Paris, kelimenin tam anlamıyla ‘restaurant’ kelimesinin icat edildiği, gezegendeki en ikonik gıda başkenti. Otantik Fransız yemeklerinin tadına bakmak isteyen yolcuların ilk duraklarından olmaya devam eden Paris, dünyanın en iyi restoranlarından bazılarına da ev sahipliği yapıyor. İşte Paris’in yemek dünyasını bugünkü haline getirmeye yardımcı olan klasik yemek restoranlarından bazıları. 

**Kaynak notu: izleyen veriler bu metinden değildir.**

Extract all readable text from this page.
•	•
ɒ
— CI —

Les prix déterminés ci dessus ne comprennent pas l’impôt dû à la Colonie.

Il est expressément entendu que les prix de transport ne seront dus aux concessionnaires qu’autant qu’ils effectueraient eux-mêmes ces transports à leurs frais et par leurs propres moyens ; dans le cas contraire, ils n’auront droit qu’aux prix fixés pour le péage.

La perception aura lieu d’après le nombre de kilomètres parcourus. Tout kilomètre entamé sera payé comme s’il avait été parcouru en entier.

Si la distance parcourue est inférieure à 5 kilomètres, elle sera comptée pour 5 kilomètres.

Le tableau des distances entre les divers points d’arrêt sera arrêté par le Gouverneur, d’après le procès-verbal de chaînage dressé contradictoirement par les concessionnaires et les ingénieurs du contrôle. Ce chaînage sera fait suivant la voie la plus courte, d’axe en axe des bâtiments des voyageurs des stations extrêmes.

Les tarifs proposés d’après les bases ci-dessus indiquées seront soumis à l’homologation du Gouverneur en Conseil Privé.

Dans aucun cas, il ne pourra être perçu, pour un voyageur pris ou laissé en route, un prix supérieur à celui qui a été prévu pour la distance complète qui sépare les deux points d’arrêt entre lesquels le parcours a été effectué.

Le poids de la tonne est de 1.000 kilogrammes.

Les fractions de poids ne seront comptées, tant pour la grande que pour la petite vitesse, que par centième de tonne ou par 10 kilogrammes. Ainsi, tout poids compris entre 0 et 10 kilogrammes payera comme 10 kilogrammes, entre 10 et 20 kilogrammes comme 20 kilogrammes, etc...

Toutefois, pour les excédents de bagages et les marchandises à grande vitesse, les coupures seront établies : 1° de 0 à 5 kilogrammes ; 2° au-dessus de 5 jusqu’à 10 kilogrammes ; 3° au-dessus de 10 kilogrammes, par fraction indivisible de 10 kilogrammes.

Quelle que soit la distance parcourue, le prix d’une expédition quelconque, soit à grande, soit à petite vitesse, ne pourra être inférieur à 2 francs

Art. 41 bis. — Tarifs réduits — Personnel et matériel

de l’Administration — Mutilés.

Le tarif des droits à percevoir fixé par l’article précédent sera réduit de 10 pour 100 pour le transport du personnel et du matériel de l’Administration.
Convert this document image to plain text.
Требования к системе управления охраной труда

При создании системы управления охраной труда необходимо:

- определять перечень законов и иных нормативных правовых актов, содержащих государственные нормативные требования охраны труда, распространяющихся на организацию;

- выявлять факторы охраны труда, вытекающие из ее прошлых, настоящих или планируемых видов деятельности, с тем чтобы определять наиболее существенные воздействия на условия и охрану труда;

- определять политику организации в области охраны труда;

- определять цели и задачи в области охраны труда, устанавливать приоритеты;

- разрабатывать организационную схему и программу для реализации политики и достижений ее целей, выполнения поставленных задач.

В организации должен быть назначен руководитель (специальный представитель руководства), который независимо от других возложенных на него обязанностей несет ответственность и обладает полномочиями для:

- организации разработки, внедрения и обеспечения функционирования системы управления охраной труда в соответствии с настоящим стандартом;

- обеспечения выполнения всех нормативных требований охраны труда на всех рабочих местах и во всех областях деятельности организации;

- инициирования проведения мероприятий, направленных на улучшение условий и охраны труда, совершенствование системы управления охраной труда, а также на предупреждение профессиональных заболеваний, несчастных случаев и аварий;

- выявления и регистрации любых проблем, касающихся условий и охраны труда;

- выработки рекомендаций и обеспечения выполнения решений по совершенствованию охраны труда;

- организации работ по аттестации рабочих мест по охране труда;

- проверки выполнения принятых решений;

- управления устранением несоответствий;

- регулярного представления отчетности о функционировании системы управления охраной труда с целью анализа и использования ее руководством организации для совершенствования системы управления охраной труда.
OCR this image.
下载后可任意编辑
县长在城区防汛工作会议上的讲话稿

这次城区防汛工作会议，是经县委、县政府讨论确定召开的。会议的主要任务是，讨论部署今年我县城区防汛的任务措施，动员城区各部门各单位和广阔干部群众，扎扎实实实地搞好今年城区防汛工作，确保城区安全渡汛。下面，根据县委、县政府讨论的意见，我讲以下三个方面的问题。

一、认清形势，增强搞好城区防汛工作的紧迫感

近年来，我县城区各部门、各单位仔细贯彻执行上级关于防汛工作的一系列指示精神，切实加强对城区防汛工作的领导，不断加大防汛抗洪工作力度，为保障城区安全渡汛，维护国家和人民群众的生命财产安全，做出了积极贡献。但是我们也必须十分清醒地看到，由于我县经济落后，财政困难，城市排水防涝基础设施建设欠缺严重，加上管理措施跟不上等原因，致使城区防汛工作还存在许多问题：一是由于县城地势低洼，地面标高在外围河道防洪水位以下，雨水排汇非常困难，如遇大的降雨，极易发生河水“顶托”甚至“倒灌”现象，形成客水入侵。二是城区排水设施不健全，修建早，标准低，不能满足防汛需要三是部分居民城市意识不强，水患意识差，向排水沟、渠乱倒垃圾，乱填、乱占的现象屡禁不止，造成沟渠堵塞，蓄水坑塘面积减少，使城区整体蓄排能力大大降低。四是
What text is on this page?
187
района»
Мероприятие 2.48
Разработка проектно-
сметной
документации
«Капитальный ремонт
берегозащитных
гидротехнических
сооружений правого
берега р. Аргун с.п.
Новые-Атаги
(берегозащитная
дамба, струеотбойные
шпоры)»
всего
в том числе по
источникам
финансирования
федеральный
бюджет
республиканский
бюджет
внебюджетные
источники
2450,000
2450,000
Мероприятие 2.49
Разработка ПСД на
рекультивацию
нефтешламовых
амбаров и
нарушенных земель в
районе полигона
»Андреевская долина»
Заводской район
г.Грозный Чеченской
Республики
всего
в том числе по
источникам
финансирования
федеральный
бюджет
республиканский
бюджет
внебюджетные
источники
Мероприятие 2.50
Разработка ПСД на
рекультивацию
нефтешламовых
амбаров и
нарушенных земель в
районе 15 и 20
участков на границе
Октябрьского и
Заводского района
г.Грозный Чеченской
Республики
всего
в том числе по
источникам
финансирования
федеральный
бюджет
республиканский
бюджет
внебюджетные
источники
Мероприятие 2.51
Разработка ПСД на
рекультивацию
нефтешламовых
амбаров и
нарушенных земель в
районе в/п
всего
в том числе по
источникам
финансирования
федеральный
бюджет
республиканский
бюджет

Alléno Paris au Pavillon Ledoyen

Pavillon Ledoyen’in derin ‘Parisien’ kökleri, Champs-Elysées’in bahçelerinde ilk kurulduğu 1792 yılına kadar uzanıyor. Hatta iddiaya göre Napoleon eşi Josephine ile bu restoranda tanışmış! 2014 yılında mutfağı devralan şef Yannick Alléno, restorana kattığı modern duyarlılıkla sadece 7 ay içinde 3. Michelin yıldızını kazandırdı. Pavillon Ledoyen, tarihi mirasının yanı sıra şef Yannick Alléno’nun yenilikçi mutfak anlayışını, savoir-faire, yani Fransız teknik bilgisi ile harmanlayarak misafirlere inanılmaz deneyimler sunduğu, klasik bir destinasyon. 

Epicure 

Beyaz masa örtüleri, mermer zemin, country tarzı dekor, kusursuz servis ve mutfakta harikalar yaratan, Fransa’nın ulusal hazinesi Eric Frechon ile Epicure restoran, gerçek bir 3 Michelin’li Paris klasiği. Oldukça geniş bir yemek odasının bulunduğu salonda yapı, dekor ve müziğin seviyesine kadar her şey misafirlerin yalnızca yemek tecrübesine odaklanması için ince düşünülmüş detaylar. Eric Frechon’un mutfağından çıkan siyah trüflü makarna veya parmesanlı ördek ciğeri gibi olağanüstü lezzetler, birçok Paris yolculuğunun ana sebebi. 

La Dame De Pic

Valence’deki Pic restoranda başlayan aile serüveninin, 3. kuşağını temsil eden ve herhangi bir mutfak eğitimi olmayan Anne-Sophie Pic, önce orijinal Pic restoranın yıldızlarını geri kazandı. Ardından da dünya üzerinde 3 yıldıza sahip ilk kadın şef unvanını! Aradan geçen yıllar içerisinde bir imparatorluğa dönüştürdüğü marka ile Fransa’nın dışında İsviçre ve İngiltere’de de restoranlar açan Fransız şef, Louvre’un hemen karşısında açtığı ve orijinal Pic’in, daha ‘feminen bir atmosfere sahip versiyonu’ dediği La Dame De Pic ile Paris sahnesinde boy göstermeye başladı. 

Le Pré Catelan 

1983’te başladığı kariyerinde Gérard Veissière, Robert Bardot ve Gérard Boyer gibi birçok büyük şefin yanında çalıştıktan sonra Joël Robuchon’un yönetici şefliğini yapan Frédéric Anton, 1997’de mutfağı devraldıktan sonra, Le Pré Catelan gurme restoran konseptini terk ederek, fine dining klasında bir mekân haline geldi. Anton, özverili çalışma anlayışı sayesinde kısa sürede restorana ilk Michelin yıldızını kazandırdı ve adı Fransa’nın en büyük şeflerinden biri olarak anılmaya başlandı. 1999’da gelen ikinci ve 2007’de gelen 3. Michelin yıldızı sonrası hem Frédéric Anton hem de Le Pré Catelan, birer Paris klasiği haline geldiler.